Zeven jaar geleden verloor Stephanie haar moeder. Plotseling. “Dat was het zwaarste moment van mijn leven,” zegt ze zacht. “Ik dacht: wat wil ik eigenlijk nog? Wat heb ik nog niet gedaan?” Ze besloot de hoogste trainersopleiding te volgen, de C-licentie. “Ik wilde mezelf uitdagen. Niet omdat het moest, maar omdat ik het wilde afronden. Het voelde alsof ik iets afmaakte wat ik ooit had laten liggen.”
De opleiding was pittig, vooral tussen oud-collega’s die haar nog kenden als speelster. “Er werd wel wat gefluisterd, bijna iedereen kende me daar tenslotte. Ik trok me er zelf niks van aan. Wat kon mij het tenslotten schelen.” De dood van haar moeder bracht haar nieuwe rust. “Zij zei altijd: wat je doet, doe je goed. En dat probeer ik sindsdien te leven.”
Op de baan buiten klinkt weer gelach. Een jongen slaat drie ballen achter elkaar het net in. “Niet boos worden!” roept Stephanie van binnen het clubhuis. “Missers horen erbij, de volgende gaat wel goed.”
Ze glimlacht. Wat wel grappig is is dat ik zelf ook heb moeten leren van de lessen,” zegt ze. “Vroeger dacht ik dat falen het ergste was wat kon gebeuren. Nu weet ik dat juist daar groei in zit.”
De les loopt ten einde. De lucht kleurt oranje, de ballen stuiteren langzamer. Een meisje met sproeten loopt naar Stephanie toe. “Juf, ik heb vandaag echt goed gespeeld,” zegt ze trots.
Stephanie glimlacht. “Dat vond ik ook. Het gaat steeds beter vindt je niet?”
Het meisje lacht, zwaait, rent naar haar moeder. De zon zakt achter de bomen. De banen liggen er stil bij, het gravel glanst in het avondlicht.
Na afloop blijft Stephanie nog even alleen op de baan. Ze veegt het gravel glad, zet de mand met ballen aan de kant. “Vroeger was dit het moment dat ik baalde,” zegt ze. “Als een training niet goed ging, als ik niet genoeg gaf. Nu is dit mijn favoriete moment van de dag. De rust, de geur van gravel, het geluid van vogels in de verte en het voelt alsof ik weer mensen heb blij gemaakt.”
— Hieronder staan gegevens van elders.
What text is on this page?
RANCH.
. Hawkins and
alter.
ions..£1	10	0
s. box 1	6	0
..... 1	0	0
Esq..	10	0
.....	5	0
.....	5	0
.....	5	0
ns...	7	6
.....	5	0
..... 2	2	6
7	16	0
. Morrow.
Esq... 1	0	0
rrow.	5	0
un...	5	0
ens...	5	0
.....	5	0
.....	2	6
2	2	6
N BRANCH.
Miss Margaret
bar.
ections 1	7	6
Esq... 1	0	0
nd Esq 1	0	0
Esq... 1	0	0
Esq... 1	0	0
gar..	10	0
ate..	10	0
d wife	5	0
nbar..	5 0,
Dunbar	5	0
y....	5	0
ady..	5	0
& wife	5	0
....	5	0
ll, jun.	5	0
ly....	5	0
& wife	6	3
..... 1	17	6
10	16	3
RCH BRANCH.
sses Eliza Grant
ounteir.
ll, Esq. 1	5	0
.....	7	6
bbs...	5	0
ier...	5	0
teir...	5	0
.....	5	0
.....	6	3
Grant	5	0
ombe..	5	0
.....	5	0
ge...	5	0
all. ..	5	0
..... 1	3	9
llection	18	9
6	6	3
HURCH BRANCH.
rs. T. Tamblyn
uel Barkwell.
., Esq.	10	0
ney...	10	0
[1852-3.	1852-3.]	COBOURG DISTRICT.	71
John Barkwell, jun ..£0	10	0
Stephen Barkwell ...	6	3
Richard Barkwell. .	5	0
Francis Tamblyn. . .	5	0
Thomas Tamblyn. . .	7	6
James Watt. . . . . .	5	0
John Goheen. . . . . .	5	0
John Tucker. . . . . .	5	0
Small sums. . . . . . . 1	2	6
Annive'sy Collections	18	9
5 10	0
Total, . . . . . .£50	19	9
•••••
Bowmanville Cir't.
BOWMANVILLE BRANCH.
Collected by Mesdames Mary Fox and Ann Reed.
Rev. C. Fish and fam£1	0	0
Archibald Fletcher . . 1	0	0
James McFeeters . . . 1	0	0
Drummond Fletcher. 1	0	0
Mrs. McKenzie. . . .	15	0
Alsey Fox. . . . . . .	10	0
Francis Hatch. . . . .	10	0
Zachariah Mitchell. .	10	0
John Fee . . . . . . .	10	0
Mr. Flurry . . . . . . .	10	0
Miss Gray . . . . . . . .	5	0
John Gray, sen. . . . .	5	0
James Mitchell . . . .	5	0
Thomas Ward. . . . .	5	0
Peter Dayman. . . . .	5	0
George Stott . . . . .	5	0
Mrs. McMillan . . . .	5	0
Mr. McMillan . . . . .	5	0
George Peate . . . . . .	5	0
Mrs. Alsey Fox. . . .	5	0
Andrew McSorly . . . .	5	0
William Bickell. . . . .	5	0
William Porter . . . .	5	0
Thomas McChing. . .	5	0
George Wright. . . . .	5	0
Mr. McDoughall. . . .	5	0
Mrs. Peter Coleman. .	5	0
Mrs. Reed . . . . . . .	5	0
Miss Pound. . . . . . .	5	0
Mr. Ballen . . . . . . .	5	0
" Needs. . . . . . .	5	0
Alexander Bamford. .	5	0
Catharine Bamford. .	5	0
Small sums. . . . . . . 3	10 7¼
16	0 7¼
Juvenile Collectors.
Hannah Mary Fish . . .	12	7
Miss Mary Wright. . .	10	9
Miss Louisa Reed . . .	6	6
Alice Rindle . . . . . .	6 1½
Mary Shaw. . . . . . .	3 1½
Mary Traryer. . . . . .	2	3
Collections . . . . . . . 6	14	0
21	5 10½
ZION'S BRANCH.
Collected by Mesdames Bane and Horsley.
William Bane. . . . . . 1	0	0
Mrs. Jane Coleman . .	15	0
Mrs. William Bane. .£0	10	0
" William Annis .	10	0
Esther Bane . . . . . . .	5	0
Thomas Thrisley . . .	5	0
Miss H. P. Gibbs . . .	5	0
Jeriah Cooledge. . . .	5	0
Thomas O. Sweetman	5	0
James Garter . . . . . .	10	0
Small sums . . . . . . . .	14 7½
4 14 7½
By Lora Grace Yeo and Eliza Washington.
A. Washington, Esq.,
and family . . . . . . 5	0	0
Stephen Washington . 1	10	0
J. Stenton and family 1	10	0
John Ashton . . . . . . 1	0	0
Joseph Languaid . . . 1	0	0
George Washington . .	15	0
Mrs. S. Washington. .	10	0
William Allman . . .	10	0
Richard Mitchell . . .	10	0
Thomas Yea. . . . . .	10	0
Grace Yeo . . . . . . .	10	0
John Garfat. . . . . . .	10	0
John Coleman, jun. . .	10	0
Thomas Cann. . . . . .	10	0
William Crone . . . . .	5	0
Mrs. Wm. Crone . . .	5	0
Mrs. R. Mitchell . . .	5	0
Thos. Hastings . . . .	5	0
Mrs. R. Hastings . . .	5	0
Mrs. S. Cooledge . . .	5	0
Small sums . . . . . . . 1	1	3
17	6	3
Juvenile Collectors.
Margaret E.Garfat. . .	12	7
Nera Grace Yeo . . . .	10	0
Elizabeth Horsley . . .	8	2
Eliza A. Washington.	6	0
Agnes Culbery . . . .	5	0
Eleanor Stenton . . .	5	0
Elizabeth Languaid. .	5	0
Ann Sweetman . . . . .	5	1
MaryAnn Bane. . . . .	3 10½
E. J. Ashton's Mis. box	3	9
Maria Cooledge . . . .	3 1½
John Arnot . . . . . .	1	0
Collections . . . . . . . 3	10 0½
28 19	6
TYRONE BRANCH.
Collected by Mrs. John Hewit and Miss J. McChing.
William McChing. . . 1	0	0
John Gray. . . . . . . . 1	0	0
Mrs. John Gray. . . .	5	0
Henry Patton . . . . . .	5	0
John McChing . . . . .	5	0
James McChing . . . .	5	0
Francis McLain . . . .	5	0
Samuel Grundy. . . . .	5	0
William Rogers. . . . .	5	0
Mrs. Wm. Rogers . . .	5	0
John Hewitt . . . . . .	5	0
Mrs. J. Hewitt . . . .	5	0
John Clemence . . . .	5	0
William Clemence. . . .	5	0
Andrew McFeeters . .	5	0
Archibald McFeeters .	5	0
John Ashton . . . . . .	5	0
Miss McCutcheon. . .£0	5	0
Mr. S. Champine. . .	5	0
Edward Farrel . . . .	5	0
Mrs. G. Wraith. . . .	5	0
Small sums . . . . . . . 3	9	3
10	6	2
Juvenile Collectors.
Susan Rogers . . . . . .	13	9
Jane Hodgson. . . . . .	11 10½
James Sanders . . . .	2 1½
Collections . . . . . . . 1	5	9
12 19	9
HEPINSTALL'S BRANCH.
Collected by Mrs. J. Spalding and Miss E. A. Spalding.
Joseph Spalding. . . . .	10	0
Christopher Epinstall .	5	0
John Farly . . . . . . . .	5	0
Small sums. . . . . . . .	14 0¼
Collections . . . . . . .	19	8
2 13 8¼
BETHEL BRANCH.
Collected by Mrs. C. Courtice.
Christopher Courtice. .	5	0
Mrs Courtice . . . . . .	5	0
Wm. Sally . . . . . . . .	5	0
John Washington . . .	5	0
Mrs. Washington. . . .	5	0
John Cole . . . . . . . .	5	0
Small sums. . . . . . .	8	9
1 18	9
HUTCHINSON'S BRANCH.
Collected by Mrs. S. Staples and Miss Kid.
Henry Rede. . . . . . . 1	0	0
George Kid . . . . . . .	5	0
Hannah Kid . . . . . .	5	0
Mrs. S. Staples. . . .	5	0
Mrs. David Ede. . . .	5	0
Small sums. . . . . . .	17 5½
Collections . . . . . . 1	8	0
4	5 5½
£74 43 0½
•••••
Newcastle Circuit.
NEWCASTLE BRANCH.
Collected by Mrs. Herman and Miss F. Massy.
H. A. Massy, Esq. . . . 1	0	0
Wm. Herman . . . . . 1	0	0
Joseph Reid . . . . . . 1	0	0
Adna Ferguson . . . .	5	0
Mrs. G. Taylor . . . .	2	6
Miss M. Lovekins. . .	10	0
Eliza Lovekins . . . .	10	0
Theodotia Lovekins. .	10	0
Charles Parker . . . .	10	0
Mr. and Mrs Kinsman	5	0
Ze hurkt neer en pakt een bal op. “Ik denk dan vaak aan mijn moeder. Zij zei altijd dat je nooit te oud bent om te leren. Dat probeer ik mijn leerlingen ook mee te geven.”
Binnen in het clubhuis hangt nog een oude foto. Een jonge Stephanie in een wit rokje, spelend op Roland Garros tegen Steffi Graf, een legende in de tennissport. Haar man is ook op de club gekomen en slaat een arm om Stephanie heen. Er wordt in het clubhuis nog, volgens Stephanie haar woorden. “Echt het laatste bakkie koffie.” besteld. Ze kijkt nog een keer om naar de foto op de muur en wijst er naar. Dat lijkt een ander leven,” zegt ze. “En dat is het ook.” Ze neemt een slok en kijkt naar buiten, naar de lege banen. “Vroeger dacht ik dat winnen het mooiste was. Dat het om prijzen ging, om beter zijn dan de rest. Maar dat is onzin. Het mooiste is dit.” Ze wijst deze keer naar buiten. “Dat ik hier mag staan. Dat ik mensen iets leer waar ze blij van worden. Dat is winst.”
Ze glimlacht. “In tennis krijg je twee kansen om te serveren. De eerste is voor de winst. De tweede is voor herstel. Dat klinkt misschien heel dromerig, maar denk er maar eens goed over na. Het is echt zo.”